Racconto 
 

 

 

Domenica delle palme

 


Luigi Ursino dei Marchesi di Catalfamo contemplava la sua preziosa raccolta di succulente e cactacee. Anni di accurate ricerche, di studi, di pazienti cure avevano creato quella sterminata collezione di piante, ammirate da chiunque entrasse nel giardino del marchese, arroccato su quella splendida baia da cui si godeva lo straordinario panorama dell’Etna e della lontana ma ben visibile nei giorni di cielo terso, Calabria. Passeggiava pensoso tra i vialetti ghiaiosi, si chinava a spostare una fogliolina, aspirava a pieni polmoni l’aria marzolina ancora fredda, le mani incrociate dietro la schiena.

Ripensava a quella telefonata ricevuta poche ore prima. “Niente da fare, Gigi, non c’è nessuna possibilità. La legge parla chiaro, non ti possono dare il permesso. Non te la prendere. Pensa invece a campare ancora cent’anni.  Ah e tanti auguri per Pasqua, se non ci sentiamo prima.”
Già. Era la Domenica delle Palme. E, come ogni anno, anche quest’anno i venditori delle palme erano riusciti ad entrare nel suo giardino e strappare le foglie tenere per intrecciarle e venderle agli angoli delle strade e dinanzi alle chiese.
Ebbe un brivido e lentamente rientrò nella villa. Il suo cameriere  tunisino, Ahmed, gli venne incontro.

“Ha telefonato la signora marchesa. Ha detto che per oggi non rientra, che il signor marchese può pranzare quando vuole.”
Già. Come ci fosse stato bisogno di avvertirlo. Come se non avesse saputo che neanche quel giorno sarebbe rientrata. Ormai era cosa vecchia. Alzò le spalle.
“Va bene Ahmed. Più tardi ti dirò quando preparare per il pranzo. Per ora non mi disturbare. Per nessun motivo?”
Si ritirò nel suo studio dall’ampia vetrata da cui si godeva l’incomparabile panorama della baia. Quella baia da lui tanta amata, al punto da fare richiesta al vicino comune di S. di poter essere sepolto, alla sua morte, nel suo giardino. Richiesta respinta, come gli aveva comunicato il suo amico poco prima.
Si sedette nella poltrona accanto al caminetto già acceso. La Pasqua cadeva alta, quell’anno, e il freddo era ancora pungente e la villa molto ventilata. Restò a fissare le fiamme e gli ultimi anni della sua vita cominciarono a scorrere nella sua mente.


Quando era cominciata quella stupida storia?
Non sapeva come definire altrimenti, Luigi Ursino, quello che era accaduto negli ultimi otto anni.
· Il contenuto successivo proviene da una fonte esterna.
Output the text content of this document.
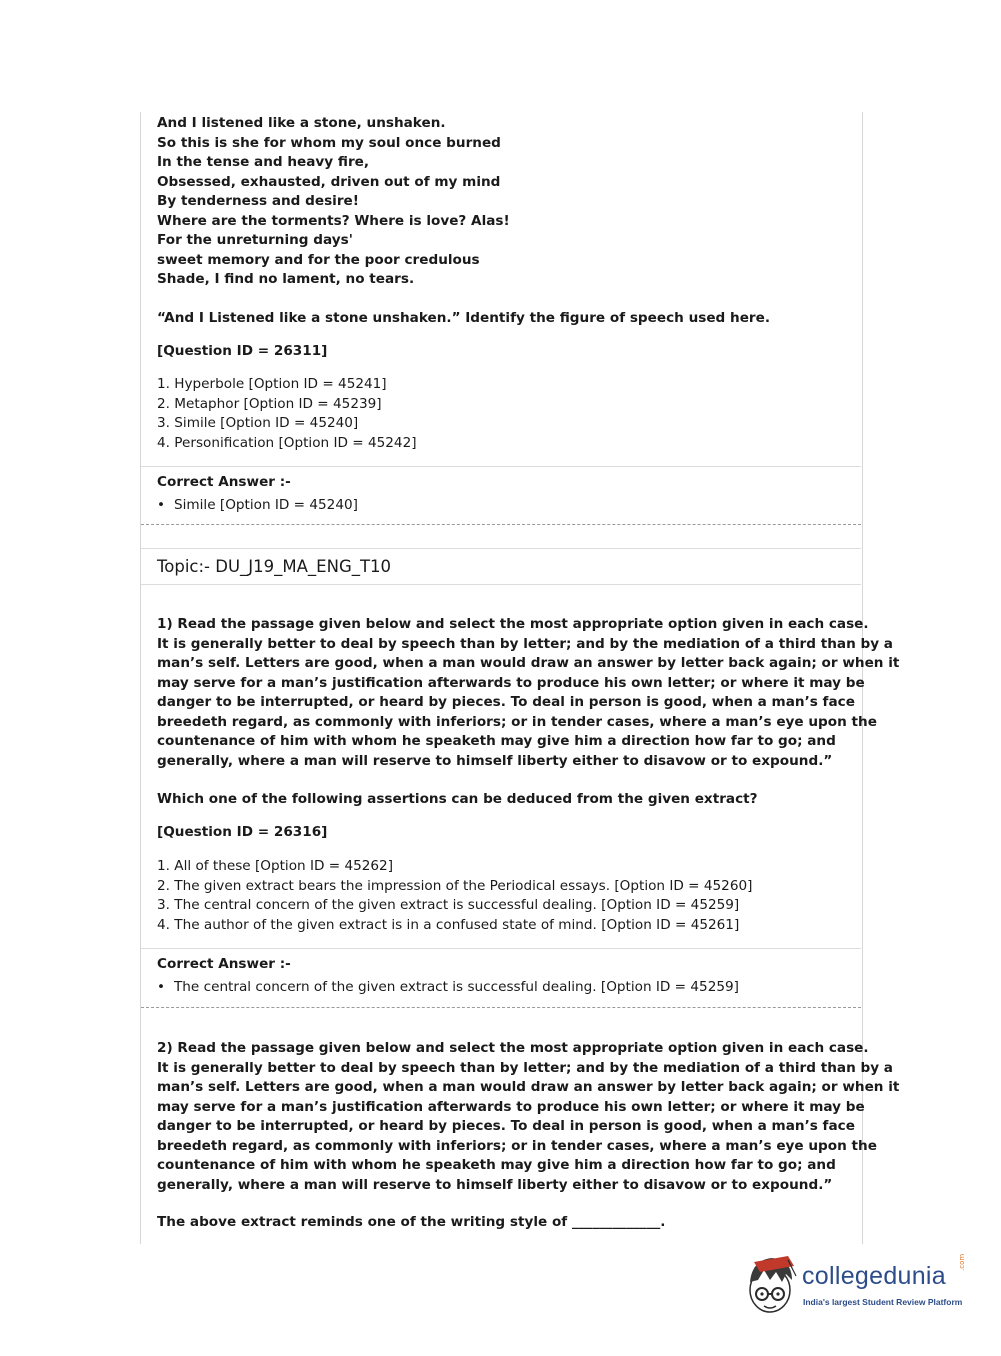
And I listened like a stone, unshaken.
So this is she for whom my soul once burned
In the tense and heavy fire,
Obsessed, exhausted, driven out of my mind
By tenderness and desire!
Where are the torments? Where is love? Alas!
For the unreturning days'
sweet memory and for the poor credulous
Shade, I find no lament, no tears.
“And I Listened like a stone unshaken.” Identify the figure of speech used here.
[Question ID = 26311]
1. Hyperbole [Option ID = 45241]
2. Metaphor [Option ID = 45239]
3. Simile [Option ID = 45240]
4. Personification [Option ID = 45242]
Correct Answer :-
• Simile [Option ID = 45240]
Topic:- DU_J19_MA_ENG_T10
1) Read the passage given below and select the most appropriate option given in each case.
It is generally better to deal by speech than by letter; and by the mediation of a third than by a
man’s self. Letters are good, when a man would draw an answer by letter back again; or when it
may serve for a man’s justification afterwards to produce his own letter; or where it may be
danger to be interrupted, or heard by pieces. To deal in person is good, when a man’s face
breedeth regard, as commonly with inferiors; or in tender cases, where a man’s eye upon the
countenance of him with whom he speaketh may give him a direction how far to go; and
generally, where a man will reserve to himself liberty either to disavow or to expound.”
Which one of the following assertions can be deduced from the given extract?
[Question ID = 26316]
1. All of these [Option ID = 45262]
2. The given extract bears the impression of the Periodical essays. [Option ID = 45260]
3. The central concern of the given extract is successful dealing. [Option ID = 45259]
4. The author of the given extract is in a confused state of mind. [Option ID = 45261]
Correct Answer :-
• The central concern of the given extract is successful dealing. [Option ID = 45259]
2) Read the passage given below and select the most appropriate option given in each case.
It is generally better to deal by speech than by letter; and by the mediation of a third than by a
man’s self. Letters are good, when a man would draw an answer by letter back again; or when it
may serve for a man’s justification afterwards to produce his own letter; or where it may be
danger to be interrupted, or heard by pieces. To deal in person is good, when a man’s face
breedeth regard, as commonly with inferiors; or in tender cases, where a man’s eye upon the
countenance of him with whom he speaketh may give him a direction how far to go; and
generally, where a man will reserve to himself liberty either to disavow or to expound.”
The above extract reminds one of the writing style of _____________.
collegedunia .com
India's largest Student Review Platform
Una stupida storia, nient’altro. E come definire in altro modo quello che aveva fatto uno stimato nobile sessantenne, nel suo ambiente considerato un uomo serio, composto? Un uomo sposato da trentenni con una sua coetanea, Altrettanto nobile, Myriam Torre dell’Annunziata, un matrimonio tranquillo coronato da due figli, un maschio e una femmina, ormai sposati anch’essi e che gli avevano dato tre amatissimi nipotini. Un uomo dalla vita forse monotona ma da lui vissuta con serenità, fra le sue amate succulente, la sua collezione numismatica, la scelta dei vini, il cognacchino dopo cena, le sue letture di “gialli”. Una vita vissuta fra la villa in città, circondata da un ben curato giardinetto che fino agli anni ’60 era all’estrema periferia e poi, con il boom edilizio, era stata come inglobata fra alti e anonimi palazzi e la villa a mare, appunto, la sua amata villa a Turcoli. Arroccata su un costone, nascosta fra alti pini marini, araucarie, cipressi e maestose palme, aperta a sontuosi ricevimenti specie in occasione delle nozze dei figli o dei battesimi dei nipotini.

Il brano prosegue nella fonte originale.